Делир! Преданный друг! С детства загоревшись ездить верхом, Александра то и дело сбегала от няньки, чтобы отнести самому молодому и буйному жеребцу в отцовской конюшне кусочек яблока или сахар. Когда он стал подпускать ее, тыкаться мордой и прихватывать губами волосы на макушке, она гладила и вычесывала его черные с золотым отливом бока, а после принялась тайком выводить из стойла ночами. Изыскав чурбан или пень, забиралась на спину, и они отправлялись гулять по лесу, наслаждаясь свободой. Как-то во время одной из таких прогулок их подкараулила стая волков. Делир рванул так, что Александра еле удержалась, вцепившись в горячую шею. Уйти от погони они ушли, но вернуться домой смогли лишь под утро, и все вскрылось. Маменька ужасно разозлилась. Заперев Александру, она требовала, чтобы папа́ продал Делира – но было поздно, конь уже никому не давался.
Папенька же, увидев успехи Александры, сам взялся за ее уроки, и вскоре она управлялась с огромным конем не хуже, чем Петр со своим аргамаком, и даже частенько побеждала, если они устраивали скачки. Умница Делир почти не нуждался в командах – знал, когда ехать быстрее или остановиться, сам находил дорогу, без него Александра никогда не решилась бы сбежать из дома. Верный товарищ! По ее просьбе он без роптаний покинул родное стойло, встал в строй, ходил с эскадроном в атаку – и так же без роптаний погиб, в последний свой миг заслонив хозяйку от гранаты. А ведь если бы не она, прекрасный конь все еще жил бы спокойно на конюшне, ел овес и гулял на клеверном поле…
– Корнет!
Александра опустила голову ниже и обтерла подбородок, где слезы намочили ремешок кивера. Все так же глядя себе под ноги, она вышла вслед за Константином и направилась к карете.

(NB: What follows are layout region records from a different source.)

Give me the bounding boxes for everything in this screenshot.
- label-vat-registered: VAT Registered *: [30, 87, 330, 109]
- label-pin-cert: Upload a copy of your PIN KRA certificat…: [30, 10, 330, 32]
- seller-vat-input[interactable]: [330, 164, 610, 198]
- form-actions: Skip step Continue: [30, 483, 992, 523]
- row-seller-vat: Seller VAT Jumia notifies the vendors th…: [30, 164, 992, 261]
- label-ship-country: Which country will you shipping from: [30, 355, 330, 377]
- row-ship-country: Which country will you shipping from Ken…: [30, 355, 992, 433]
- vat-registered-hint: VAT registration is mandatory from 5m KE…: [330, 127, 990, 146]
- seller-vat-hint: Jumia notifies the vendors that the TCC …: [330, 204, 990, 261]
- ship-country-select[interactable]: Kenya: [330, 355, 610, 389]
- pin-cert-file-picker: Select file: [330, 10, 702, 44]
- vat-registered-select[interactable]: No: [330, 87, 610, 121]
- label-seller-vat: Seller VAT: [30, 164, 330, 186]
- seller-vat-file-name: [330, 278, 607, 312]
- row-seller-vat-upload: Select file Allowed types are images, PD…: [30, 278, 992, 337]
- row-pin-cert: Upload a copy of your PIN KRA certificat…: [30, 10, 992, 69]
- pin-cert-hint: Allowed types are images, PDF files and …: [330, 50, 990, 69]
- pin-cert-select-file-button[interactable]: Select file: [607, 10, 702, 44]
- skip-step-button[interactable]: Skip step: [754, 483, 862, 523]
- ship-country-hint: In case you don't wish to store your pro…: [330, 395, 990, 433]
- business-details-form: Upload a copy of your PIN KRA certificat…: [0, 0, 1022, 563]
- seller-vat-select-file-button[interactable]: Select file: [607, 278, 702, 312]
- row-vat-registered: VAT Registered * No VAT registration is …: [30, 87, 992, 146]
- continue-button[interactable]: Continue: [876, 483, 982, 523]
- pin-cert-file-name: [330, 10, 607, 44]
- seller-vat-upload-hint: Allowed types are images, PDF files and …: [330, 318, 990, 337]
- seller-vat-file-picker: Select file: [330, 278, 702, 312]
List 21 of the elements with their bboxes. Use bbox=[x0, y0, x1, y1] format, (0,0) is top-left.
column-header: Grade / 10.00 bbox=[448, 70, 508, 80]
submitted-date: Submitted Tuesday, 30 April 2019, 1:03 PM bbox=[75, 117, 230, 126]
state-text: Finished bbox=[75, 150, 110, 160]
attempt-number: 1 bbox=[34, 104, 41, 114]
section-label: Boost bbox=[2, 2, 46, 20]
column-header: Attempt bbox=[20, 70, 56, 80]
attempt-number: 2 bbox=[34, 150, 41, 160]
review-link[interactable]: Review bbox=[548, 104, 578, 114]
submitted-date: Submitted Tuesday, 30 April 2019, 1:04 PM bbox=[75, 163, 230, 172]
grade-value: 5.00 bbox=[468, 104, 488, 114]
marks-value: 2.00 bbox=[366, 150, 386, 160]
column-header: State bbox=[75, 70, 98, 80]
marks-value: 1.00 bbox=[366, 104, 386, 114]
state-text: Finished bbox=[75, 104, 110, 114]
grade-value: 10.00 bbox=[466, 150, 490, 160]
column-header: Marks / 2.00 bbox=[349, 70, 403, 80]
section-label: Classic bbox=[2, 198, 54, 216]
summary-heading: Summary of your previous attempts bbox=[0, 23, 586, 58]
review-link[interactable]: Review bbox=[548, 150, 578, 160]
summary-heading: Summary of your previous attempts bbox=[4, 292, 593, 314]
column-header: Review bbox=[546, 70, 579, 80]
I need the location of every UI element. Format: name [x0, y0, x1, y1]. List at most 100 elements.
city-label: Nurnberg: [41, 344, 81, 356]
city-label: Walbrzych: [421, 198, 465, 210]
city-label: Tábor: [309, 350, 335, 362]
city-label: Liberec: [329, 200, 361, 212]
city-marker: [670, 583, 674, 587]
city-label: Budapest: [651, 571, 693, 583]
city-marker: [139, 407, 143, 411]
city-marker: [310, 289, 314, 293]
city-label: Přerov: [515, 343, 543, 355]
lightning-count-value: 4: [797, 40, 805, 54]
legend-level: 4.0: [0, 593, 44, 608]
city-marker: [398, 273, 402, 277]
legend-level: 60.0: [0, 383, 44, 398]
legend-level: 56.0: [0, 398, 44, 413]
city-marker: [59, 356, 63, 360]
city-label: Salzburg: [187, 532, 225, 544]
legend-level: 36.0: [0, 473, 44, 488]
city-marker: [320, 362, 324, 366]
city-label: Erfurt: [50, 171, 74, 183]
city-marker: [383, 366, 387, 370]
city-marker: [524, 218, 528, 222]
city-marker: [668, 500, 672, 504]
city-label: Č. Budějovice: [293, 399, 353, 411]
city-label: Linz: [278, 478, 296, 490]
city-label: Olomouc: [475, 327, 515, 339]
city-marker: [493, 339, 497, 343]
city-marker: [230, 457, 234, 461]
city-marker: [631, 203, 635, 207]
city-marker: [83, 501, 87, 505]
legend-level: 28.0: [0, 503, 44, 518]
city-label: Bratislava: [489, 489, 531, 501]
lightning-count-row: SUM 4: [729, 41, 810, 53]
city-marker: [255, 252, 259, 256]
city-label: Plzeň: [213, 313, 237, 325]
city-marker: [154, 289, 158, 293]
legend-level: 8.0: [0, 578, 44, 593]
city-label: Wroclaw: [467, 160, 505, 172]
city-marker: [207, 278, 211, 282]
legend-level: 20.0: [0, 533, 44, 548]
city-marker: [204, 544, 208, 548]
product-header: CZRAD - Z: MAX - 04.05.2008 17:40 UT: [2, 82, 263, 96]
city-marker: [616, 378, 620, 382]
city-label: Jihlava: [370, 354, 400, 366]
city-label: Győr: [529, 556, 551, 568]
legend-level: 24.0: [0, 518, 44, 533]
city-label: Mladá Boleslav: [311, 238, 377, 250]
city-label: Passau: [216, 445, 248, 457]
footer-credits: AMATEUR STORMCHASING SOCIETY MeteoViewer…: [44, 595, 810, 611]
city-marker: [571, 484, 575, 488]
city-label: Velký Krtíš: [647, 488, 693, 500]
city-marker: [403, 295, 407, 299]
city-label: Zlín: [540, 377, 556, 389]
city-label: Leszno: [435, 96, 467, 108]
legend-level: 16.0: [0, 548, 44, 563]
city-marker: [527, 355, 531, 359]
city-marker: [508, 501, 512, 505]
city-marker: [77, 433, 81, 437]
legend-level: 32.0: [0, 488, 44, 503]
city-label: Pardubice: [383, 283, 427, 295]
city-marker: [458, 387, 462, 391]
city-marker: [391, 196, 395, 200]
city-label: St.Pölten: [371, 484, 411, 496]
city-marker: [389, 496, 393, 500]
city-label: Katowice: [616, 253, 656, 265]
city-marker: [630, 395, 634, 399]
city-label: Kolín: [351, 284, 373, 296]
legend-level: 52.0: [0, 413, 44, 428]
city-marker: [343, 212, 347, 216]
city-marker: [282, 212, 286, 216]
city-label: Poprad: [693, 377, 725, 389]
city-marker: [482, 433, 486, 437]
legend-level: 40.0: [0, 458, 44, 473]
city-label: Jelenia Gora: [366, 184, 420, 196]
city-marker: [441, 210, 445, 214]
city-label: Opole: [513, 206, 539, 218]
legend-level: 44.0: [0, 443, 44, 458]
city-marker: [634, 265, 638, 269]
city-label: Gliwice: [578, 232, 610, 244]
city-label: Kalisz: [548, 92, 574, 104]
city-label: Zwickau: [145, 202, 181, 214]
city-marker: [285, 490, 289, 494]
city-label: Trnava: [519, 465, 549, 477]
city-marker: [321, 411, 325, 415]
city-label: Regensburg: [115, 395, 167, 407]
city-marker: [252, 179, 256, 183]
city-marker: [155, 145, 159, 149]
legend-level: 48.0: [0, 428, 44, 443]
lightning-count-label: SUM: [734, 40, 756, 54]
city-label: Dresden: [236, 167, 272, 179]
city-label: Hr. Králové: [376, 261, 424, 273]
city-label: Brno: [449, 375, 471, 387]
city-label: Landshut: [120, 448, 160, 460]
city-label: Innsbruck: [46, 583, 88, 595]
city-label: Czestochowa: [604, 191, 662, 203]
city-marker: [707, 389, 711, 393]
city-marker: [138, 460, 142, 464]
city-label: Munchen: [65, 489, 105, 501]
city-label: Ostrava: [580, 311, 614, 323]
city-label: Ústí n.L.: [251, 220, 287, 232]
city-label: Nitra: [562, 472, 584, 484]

Провожающих было немного. Пара лакеев подвязывала багаж к крыше кареты. Несколько пожилых, по виду давно мертвых старушек в кружевных чепчиках, кутаясь в шали, прикрывали глаза платками и шептали: «Соколик наш…» Константин поцеловал каждой дряблую сизую руку, впрочем, без улыбки, и направился к карете.
– Constantine! – раздалось вдруг из коридора.
Константин обернулся. Навстречу ему выбежала бледная девочка лет восьми, в домашнем платье и туфельках. Темные локоны, накрученные на костяные бигуди, так и подпрыгивали вокруг ее худого лица. Следом, шипя взволнованное «ваше высочество!», семенила чопорная мадам, все пытаясь поймать свою воспитанницу в протянутые рукава редингота.
Выбежав на порог, девочка замерла и потупилась, будто внезапно осознав, сколько глаз смотрят на их встречу. Взгляд Константина немедленно потеплел.
– Кати, – сказал он и, подойдя к ней, опустился на колено. – Тебе не следовало приходить…
Поджимая губы, девочка стояла, позволяя мадам натягивать на нее верхнюю одежду, и молчала.
– Ты не пришел попрощаться, – сказала она, когда их, наконец, оставили вдвоем.
– Я не хотел будить тебя, – мягко ответил Константин.
Они постояли еще. Позади беспокойная лошадь всхрапнула и ударила копытом, железным звуком высекая искры.
– До свидания, Кати, береги себя.
– Останься…
– Не могу, волшебная моя девочка, но я обещаю писать…
– Я приказываю тебе остаться.
– Кати…
– Я приказываю!
– Кати, не надо…
Девочка вздернула голову, выставила кулачок и вдруг ударила его по щеке. Не в шутку, а с внезапной и необъяснимой остервенелостью. Она тут же замахнулась снова, но на этот раз Константин успел закрыться ладонью, сделав это терпеливо и даже привычно, с тихим и каким-то смиренным: «Кати, не надо…» Вряд ли она расслышала. Глаза у девочки загорелись, изо рта вырвался всхлип, она ударила снова, уже другой рукой. «Я приказываю, ты слышишь? Приказываю!» – зашлась она теперь уже в совершенном крике, молотя руками, куда дотягивалась. Голова ее дергалась, косточки летели с разметавшихся локонов.
Свидетели этой сцены затихли, словно механические птички в замершей музыкальной шкатулке, и старательно отводили неловкие взгляды. Кто-то глухо закашлял.
– Мадам Жеводан, – выдавил Константин, удерживая сестру, чтобы уберечь лицо.
Мадам, с таким же терпеливо-привычным выражением, обхватила девочку сзади, прижимая руки к телу, и увлекла ее, все еще разъяренную, обратно за двери. Оттуда донесся тонкий, на одной ноте, детский визг.